I'm parsing the output of ffprobe that looks like this:
{
"filename": "G:\\ffmpeg testing\\input_file\\test_file.wmv",
"nb_streams": 2,
"nb_programs": 0,
"format_name": "asf",
"format_long_name": "ASF (Advanced / Active Streaming Format)",
"start_time": "0.000000",
"duration": "2155.050000",
"size": "567194391",
"bit_rate": "2105545",
"probe_score": 100,
"tags": {
"WMFSDKNeeded": "0.0.0.0000",
"DeviceConformanceTemplate": "MP@HL",
"WMFSDKVersion": "11.0.5721.5265",
"IsVBR": "0"
}
}
With the following Pydantic schema:
class ProbeFormatModel(BaseModel):
"""Represents the format package in ffprobe output"""
filename: Path
nb_streams: int
nb_programs: int
format_name: str
format_long_name: str
start_time: float
duration: float
size: int
bit_rate: int
probe_score: int
tags: dict
As you can see in the JSON, there are multiple float and int fields that appear as strings in the JSON. Currently, I'm using a validator to evaluate those fields and poulate them as floats as ints instead of strings... Likes so:
@validator('start_time','duration','size','bit_rate', pre=True)

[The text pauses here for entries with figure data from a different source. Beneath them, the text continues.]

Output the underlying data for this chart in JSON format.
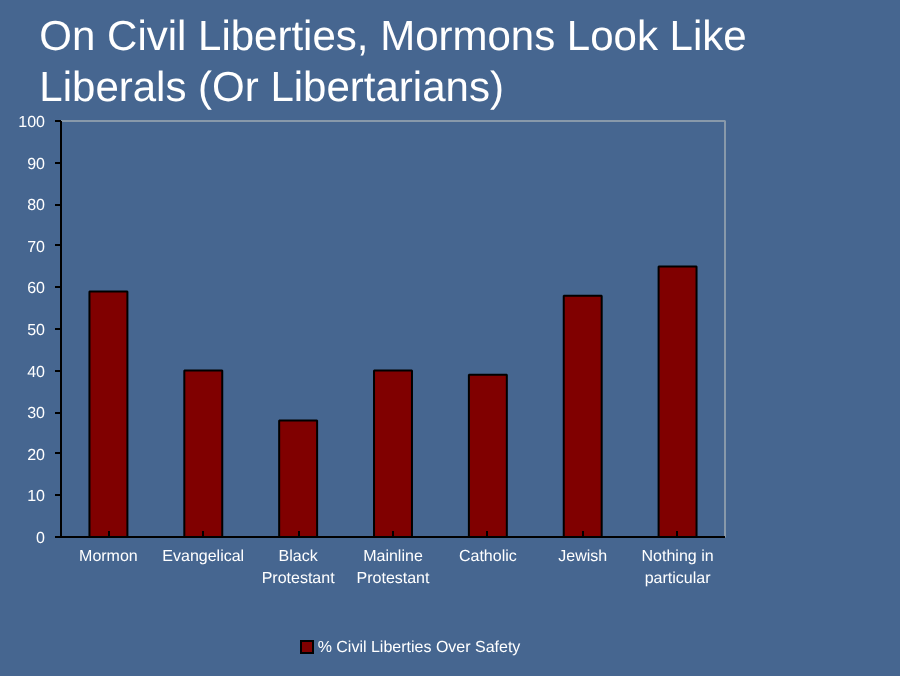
{
  "chart_data": {
    "type": "bar",
    "title": "On Civil Liberties, Mormons Look Like\nLiberals (Or Libertarians)",
    "categories": [
      "Mormon",
      "Evangelical",
      "Black\nProtestant",
      "Mainline\nProtestant",
      "Catholic",
      "Jewish",
      "Nothing in\nparticular"
    ],
    "series": [
      {
        "name": "% Civil Liberties Over Safety",
        "color": "#800000",
        "values": [
          59,
          40,
          28,
          40,
          39,
          58,
          65
        ]
      }
    ],
    "ylim": [
      0,
      100
    ],
    "yticks": [
      0,
      10,
      20,
      30,
      40,
      50,
      60,
      70,
      80,
      90,
      100
    ],
    "grid": false,
    "legend": "bottom"
  }
}
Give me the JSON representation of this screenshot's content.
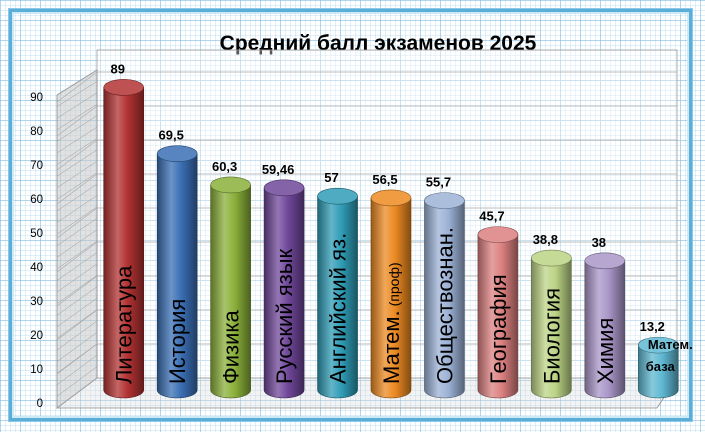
{
  "chart_data": {
    "type": "bar",
    "title": "Средний балл экзаменов 2025",
    "categories": [
      "Литература",
      "История",
      "Физика",
      "Русский язык",
      "Английский яз.",
      "Матем.",
      "Обществознан.",
      "География",
      "Биология",
      "Химия",
      "Матем."
    ],
    "category_suffix": [
      "",
      "",
      "",
      "",
      "",
      "(проф)",
      "",
      "",
      "",
      "",
      "база"
    ],
    "values": [
      89,
      69.5,
      60.3,
      59.46,
      57,
      56.5,
      55.7,
      45.7,
      38.8,
      38,
      13.2
    ],
    "value_labels": [
      "89",
      "69,5",
      "60,3",
      "59,46",
      "57",
      "56,5",
      "55,7",
      "45,7",
      "38,8",
      "38",
      "13,2"
    ],
    "y_ticks": [
      "0",
      "10",
      "20",
      "30",
      "40",
      "50",
      "60",
      "70",
      "80",
      "90"
    ],
    "ylim": [
      0,
      95
    ],
    "grid": true,
    "legend": "none",
    "colors": [
      "#b23232",
      "#3a6fb4",
      "#8bb03a",
      "#70479a",
      "#2f9cb6",
      "#ec8a22",
      "#9cb2d6",
      "#dc8080",
      "#bcd486",
      "#a996c8",
      "#5fb8d2"
    ]
  }
}
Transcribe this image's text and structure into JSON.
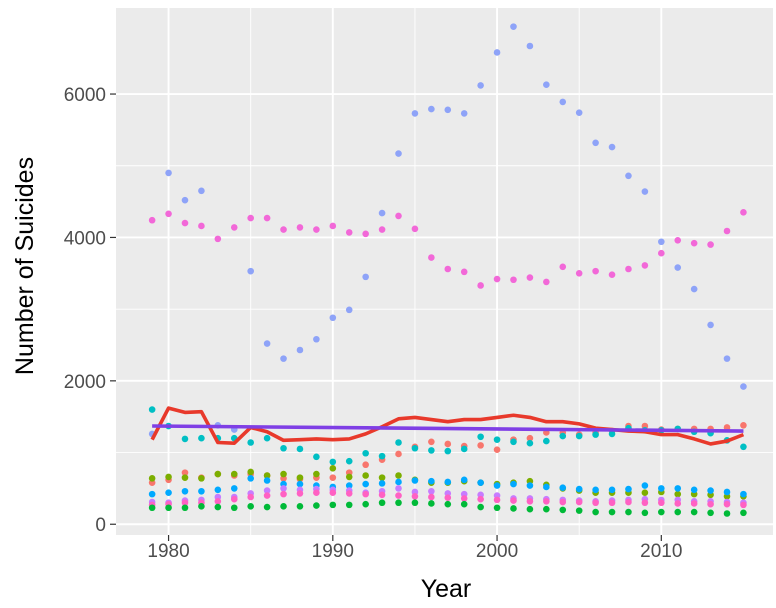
{
  "chart_data": {
    "type": "scatter",
    "xlabel": "Year",
    "ylabel": "Number of Suicides",
    "xlim": [
      1976.8,
      2016.8
    ],
    "ylim": [
      -150,
      7200
    ],
    "x_ticks": [
      1980,
      1990,
      2000,
      2010
    ],
    "y_ticks": [
      0,
      2000,
      4000,
      6000
    ],
    "x_tick_labels": [
      "1980",
      "1990",
      "2000",
      "2010"
    ],
    "y_tick_labels": [
      "0",
      "2000",
      "4000",
      "6000"
    ],
    "grid": true,
    "legend": "none",
    "background": "#ebebeb",
    "point_series": [
      {
        "color": "#8ea3f8",
        "x": [
          1979,
          1980,
          1981,
          1982,
          1983,
          1984,
          1985,
          1986,
          1987,
          1988,
          1989,
          1990,
          1991,
          1992,
          1993,
          1994,
          1995,
          1996,
          1997,
          1998,
          1999,
          2000,
          2001,
          2002,
          2003,
          2004,
          2005,
          2006,
          2007,
          2008,
          2009,
          2010,
          2011,
          2012,
          2013,
          2014,
          2015
        ],
        "y": [
          1260,
          4900,
          4520,
          4650,
          1380,
          1320,
          3530,
          2520,
          2310,
          2430,
          2580,
          2880,
          2990,
          3450,
          4340,
          5170,
          5730,
          5790,
          5780,
          5730,
          6120,
          6580,
          6940,
          6670,
          6130,
          5890,
          5740,
          5320,
          5260,
          4860,
          4640,
          3940,
          3580,
          3280,
          2780,
          2310,
          1920
        ]
      },
      {
        "color": "#f268d8",
        "x": [
          1979,
          1980,
          1981,
          1982,
          1983,
          1984,
          1985,
          1986,
          1987,
          1988,
          1989,
          1990,
          1991,
          1992,
          1993,
          1994,
          1995,
          1996,
          1997,
          1998,
          1999,
          2000,
          2001,
          2002,
          2003,
          2004,
          2005,
          2006,
          2007,
          2008,
          2009,
          2010,
          2011,
          2012,
          2013,
          2014,
          2015
        ],
        "y": [
          4240,
          4330,
          4200,
          4160,
          3980,
          4140,
          4270,
          4270,
          4110,
          4140,
          4110,
          4160,
          4070,
          4050,
          4110,
          4300,
          4120,
          3720,
          3560,
          3520,
          3330,
          3420,
          3410,
          3440,
          3380,
          3590,
          3500,
          3530,
          3480,
          3560,
          3610,
          3780,
          3960,
          3920,
          3900,
          4090,
          4350
        ]
      },
      {
        "color": "#f8766d",
        "x": [
          1979,
          1980,
          1981,
          1982,
          1983,
          1984,
          1985,
          1986,
          1987,
          1988,
          1989,
          1990,
          1991,
          1992,
          1993,
          1994,
          1995,
          1996,
          1997,
          1998,
          1999,
          2000,
          2001,
          2002,
          2003,
          2004,
          2005,
          2006,
          2007,
          2008,
          2009,
          2010,
          2011,
          2012,
          2013,
          2014,
          2015
        ],
        "y": [
          580,
          620,
          720,
          650,
          700,
          680,
          700,
          680,
          640,
          630,
          650,
          650,
          720,
          830,
          900,
          980,
          1080,
          1150,
          1120,
          1090,
          1100,
          1040,
          1180,
          1200,
          1280,
          1280,
          1250,
          1280,
          1300,
          1370,
          1370,
          1320,
          1330,
          1330,
          1330,
          1350,
          1380
        ]
      },
      {
        "color": "#00bfc4",
        "x": [
          1979,
          1980,
          1981,
          1982,
          1983,
          1984,
          1985,
          1986,
          1987,
          1988,
          1989,
          1990,
          1991,
          1992,
          1993,
          1994,
          1995,
          1996,
          1997,
          1998,
          1999,
          2000,
          2001,
          2002,
          2003,
          2004,
          2005,
          2006,
          2007,
          2008,
          2009,
          2010,
          2011,
          2012,
          2013,
          2014,
          2015
        ],
        "y": [
          1600,
          1370,
          1190,
          1200,
          1200,
          1200,
          1140,
          1200,
          1060,
          1050,
          940,
          870,
          880,
          990,
          950,
          1140,
          1060,
          1030,
          1020,
          1050,
          1220,
          1180,
          1150,
          1130,
          1160,
          1230,
          1230,
          1250,
          1260,
          1340,
          1310,
          1310,
          1330,
          1290,
          1270,
          1170,
          1080
        ]
      },
      {
        "color": "#7cae00",
        "x": [
          1979,
          1980,
          1981,
          1982,
          1983,
          1984,
          1985,
          1986,
          1987,
          1988,
          1989,
          1990,
          1991,
          1992,
          1993,
          1994,
          1995,
          1996,
          1997,
          1998,
          1999,
          2000,
          2001,
          2002,
          2003,
          2004,
          2005,
          2006,
          2007,
          2008,
          2009,
          2010,
          2011,
          2012,
          2013,
          2014,
          2015
        ],
        "y": [
          640,
          660,
          650,
          640,
          700,
          700,
          730,
          680,
          700,
          650,
          700,
          780,
          660,
          680,
          650,
          680,
          620,
          580,
          580,
          600,
          580,
          560,
          580,
          600,
          550,
          500,
          470,
          440,
          440,
          440,
          440,
          450,
          420,
          420,
          410,
          390,
          390
        ]
      },
      {
        "color": "#00a9ff",
        "x": [
          1979,
          1980,
          1981,
          1982,
          1983,
          1984,
          1985,
          1986,
          1987,
          1988,
          1989,
          1990,
          1991,
          1992,
          1993,
          1994,
          1995,
          1996,
          1997,
          1998,
          1999,
          2000,
          2001,
          2002,
          2003,
          2004,
          2005,
          2006,
          2007,
          2008,
          2009,
          2010,
          2011,
          2012,
          2013,
          2014,
          2015
        ],
        "y": [
          420,
          440,
          460,
          460,
          480,
          500,
          640,
          610,
          560,
          560,
          540,
          520,
          540,
          560,
          570,
          590,
          610,
          600,
          590,
          620,
          580,
          540,
          560,
          540,
          520,
          510,
          490,
          480,
          480,
          490,
          540,
          500,
          500,
          480,
          470,
          450,
          420
        ]
      },
      {
        "color": "#c77cff",
        "x": [
          1979,
          1980,
          1981,
          1982,
          1983,
          1984,
          1985,
          1986,
          1987,
          1988,
          1989,
          1990,
          1991,
          1992,
          1993,
          1994,
          1995,
          1996,
          1997,
          1998,
          1999,
          2000,
          2001,
          2002,
          2003,
          2004,
          2005,
          2006,
          2007,
          2008,
          2009,
          2010,
          2011,
          2012,
          2013,
          2014,
          2015
        ],
        "y": [
          310,
          300,
          330,
          340,
          380,
          380,
          430,
          470,
          500,
          480,
          490,
          480,
          470,
          440,
          460,
          500,
          450,
          460,
          430,
          420,
          410,
          400,
          360,
          360,
          350,
          340,
          330,
          320,
          330,
          340,
          350,
          340,
          340,
          320,
          320,
          310,
          300
        ]
      },
      {
        "color": "#ff61c3",
        "x": [
          1979,
          1980,
          1981,
          1982,
          1983,
          1984,
          1985,
          1986,
          1987,
          1988,
          1989,
          1990,
          1991,
          1992,
          1993,
          1994,
          1995,
          1996,
          1997,
          1998,
          1999,
          2000,
          2001,
          2002,
          2003,
          2004,
          2005,
          2006,
          2007,
          2008,
          2009,
          2010,
          2011,
          2012,
          2013,
          2014,
          2015
        ],
        "y": [
          270,
          280,
          300,
          300,
          320,
          350,
          380,
          400,
          420,
          430,
          440,
          440,
          430,
          420,
          410,
          400,
          390,
          380,
          370,
          360,
          350,
          340,
          330,
          320,
          320,
          310,
          310,
          300,
          300,
          310,
          300,
          300,
          290,
          290,
          280,
          280,
          270
        ]
      },
      {
        "color": "#00ba38",
        "x": [
          1979,
          1980,
          1981,
          1982,
          1983,
          1984,
          1985,
          1986,
          1987,
          1988,
          1989,
          1990,
          1991,
          1992,
          1993,
          1994,
          1995,
          1996,
          1997,
          1998,
          1999,
          2000,
          2001,
          2002,
          2003,
          2004,
          2005,
          2006,
          2007,
          2008,
          2009,
          2010,
          2011,
          2012,
          2013,
          2014,
          2015
        ],
        "y": [
          230,
          230,
          230,
          250,
          240,
          230,
          250,
          240,
          250,
          250,
          260,
          270,
          270,
          280,
          300,
          300,
          300,
          290,
          280,
          280,
          240,
          230,
          220,
          210,
          210,
          200,
          190,
          170,
          170,
          170,
          160,
          170,
          170,
          170,
          160,
          150,
          160
        ]
      }
    ],
    "line_series": [
      {
        "color": "#e8392b",
        "x": [
          1979,
          1980,
          1981,
          1982,
          1983,
          1984,
          1985,
          1986,
          1987,
          1988,
          1989,
          1990,
          1991,
          1992,
          1993,
          1994,
          1995,
          1996,
          1997,
          1998,
          1999,
          2000,
          2001,
          2002,
          2003,
          2004,
          2005,
          2006,
          2007,
          2008,
          2009,
          2010,
          2011,
          2012,
          2013,
          2014,
          2015
        ],
        "y": [
          1180,
          1620,
          1560,
          1570,
          1140,
          1130,
          1350,
          1290,
          1170,
          1180,
          1190,
          1180,
          1190,
          1260,
          1360,
          1470,
          1490,
          1460,
          1430,
          1460,
          1460,
          1490,
          1520,
          1490,
          1430,
          1430,
          1400,
          1340,
          1320,
          1300,
          1290,
          1250,
          1250,
          1190,
          1120,
          1160,
          1250
        ]
      },
      {
        "color": "#7f3fe5",
        "x": [
          1979,
          2015
        ],
        "y": [
          1370,
          1300
        ]
      }
    ]
  }
}
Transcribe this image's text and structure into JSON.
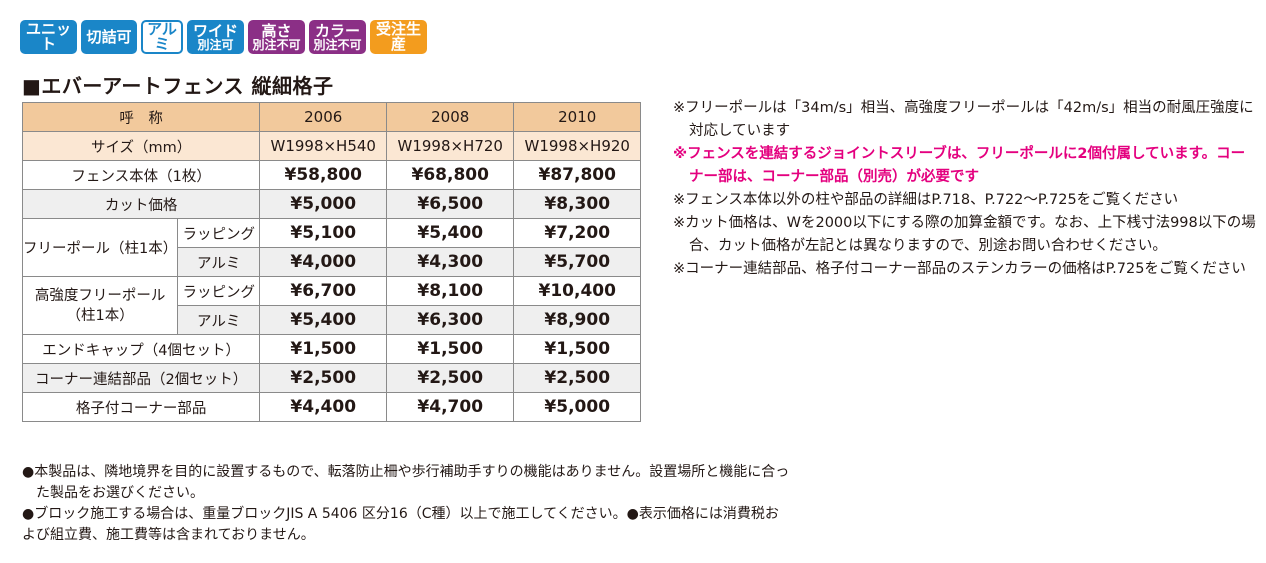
{
  "badges": [
    {
      "id": "unit",
      "line1": "ユニット",
      "line2": ""
    },
    {
      "id": "cut",
      "line1": "切詰可",
      "line2": ""
    },
    {
      "id": "alumi",
      "line1": "アルミ",
      "line2": ""
    },
    {
      "id": "wide",
      "line1": "ワイド",
      "line2": "別注可"
    },
    {
      "id": "height",
      "line1": "高さ",
      "line2": "別注不可"
    },
    {
      "id": "color",
      "line1": "カラー",
      "line2": "別注不可"
    },
    {
      "id": "order",
      "line1": "受注生産",
      "line2": ""
    }
  ],
  "colors": {
    "blue": "#1a86c8",
    "purple": "#8b2f86",
    "orange": "#f39c1e",
    "pink": "#e4007f",
    "header": "#f2c99c",
    "size_row": "#fbe7d3"
  },
  "title": "■エバーアートフェンス 縦細格子",
  "table": {
    "header": {
      "label": "呼　称",
      "cols": [
        "2006",
        "2008",
        "2010"
      ]
    },
    "size": {
      "label": "サイズ（mm）",
      "cols": [
        "W1998×H540",
        "W1998×H720",
        "W1998×H920"
      ]
    },
    "fence": {
      "label": "フェンス本体（1枚）",
      "cols": [
        "¥58,800",
        "¥68,800",
        "¥87,800"
      ]
    },
    "cut": {
      "label": "カット価格",
      "cols": [
        "¥5,000",
        "¥6,500",
        "¥8,300"
      ]
    },
    "free_pole": {
      "label": "フリーポール（柱1本）",
      "wrap": {
        "label": "ラッピング",
        "cols": [
          "¥5,100",
          "¥5,400",
          "¥7,200"
        ]
      },
      "alumi": {
        "label": "アルミ",
        "cols": [
          "¥4,000",
          "¥4,300",
          "¥5,700"
        ]
      }
    },
    "strong_pole": {
      "label1": "高強度フリーポール",
      "label2": "（柱1本）",
      "wrap": {
        "label": "ラッピング",
        "cols": [
          "¥6,700",
          "¥8,100",
          "¥10,400"
        ]
      },
      "alumi": {
        "label": "アルミ",
        "cols": [
          "¥5,400",
          "¥6,300",
          "¥8,900"
        ]
      }
    },
    "endcap": {
      "label": "エンドキャップ（4個セット）",
      "cols": [
        "¥1,500",
        "¥1,500",
        "¥1,500"
      ]
    },
    "corner": {
      "label": "コーナー連結部品（2個セット）",
      "cols": [
        "¥2,500",
        "¥2,500",
        "¥2,500"
      ]
    },
    "lattice_corner": {
      "label": "格子付コーナー部品",
      "cols": [
        "¥4,400",
        "¥4,700",
        "¥5,000"
      ]
    }
  },
  "notes_right": [
    "※フリーポールは「34m/s」相当、高強度フリーポールは「42m/s」相当の耐風圧強度に対応しています",
    "※フェンスを連結するジョイントスリーブは、フリーポールに2個付属しています。コーナー部は、コーナー部品（別売）が必要です",
    "※フェンス本体以外の柱や部品の詳細はP.718、P.722～P.725をご覧ください",
    "※カット価格は、Wを2000以下にする際の加算金額です。なお、上下桟寸法998以下の場合、カット価格が左記とは異なりますので、別途お問い合わせください。",
    "※コーナー連結部品、格子付コーナー部品のステンカラーの価格はP.725をご覧ください"
  ],
  "notes_bottom": [
    "●本製品は、隣地境界を目的に設置するもので、転落防止柵や歩行補助手すりの機能はありません。設置場所と機能に合った製品をお選びください。",
    "●ブロック施工する場合は、重量ブロックJIS A 5406 区分16（C種）以上で施工してください。●表示価格には消費税および組立費、施工費等は含まれておりません。"
  ]
}
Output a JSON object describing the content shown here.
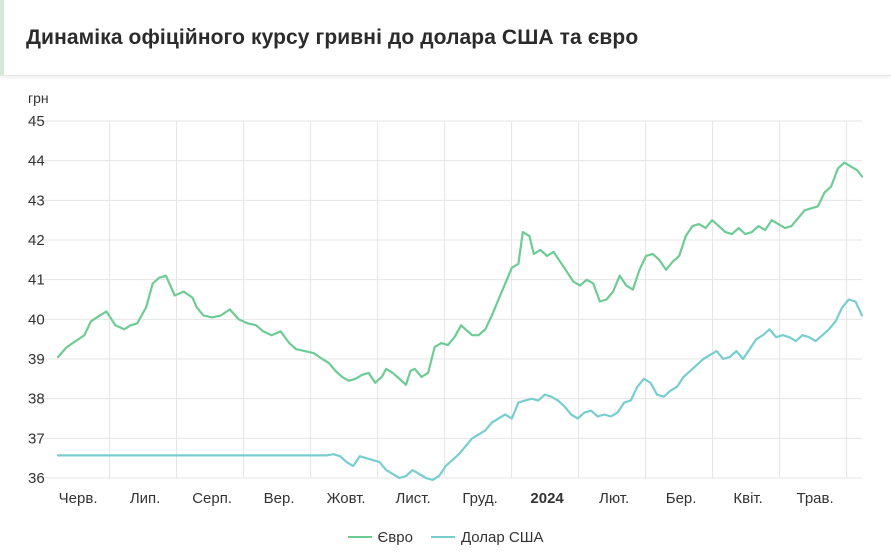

def validate_str_to_float_evaluation(cls, input_value):
"""Tries to evaluate float/int value denoted by division between two integers like so '0/0'or '100/75' or just plain ints like '7' """
try:
evaluated_result = eval(input_string)
except ZeroDivisionError as e:
# "0/0" is an acceptable value
evaluated_result = 0.0
return evaluated_result
I wonder if there is a way to tell Pydantic to use the same validator for all fields of the same type (As in, int and float) instead of explicitly writing down each field in the decorator.
The documentation shows there is a star (*) operator that will use the validator for all fields. But I only want to use it on a subset of fields.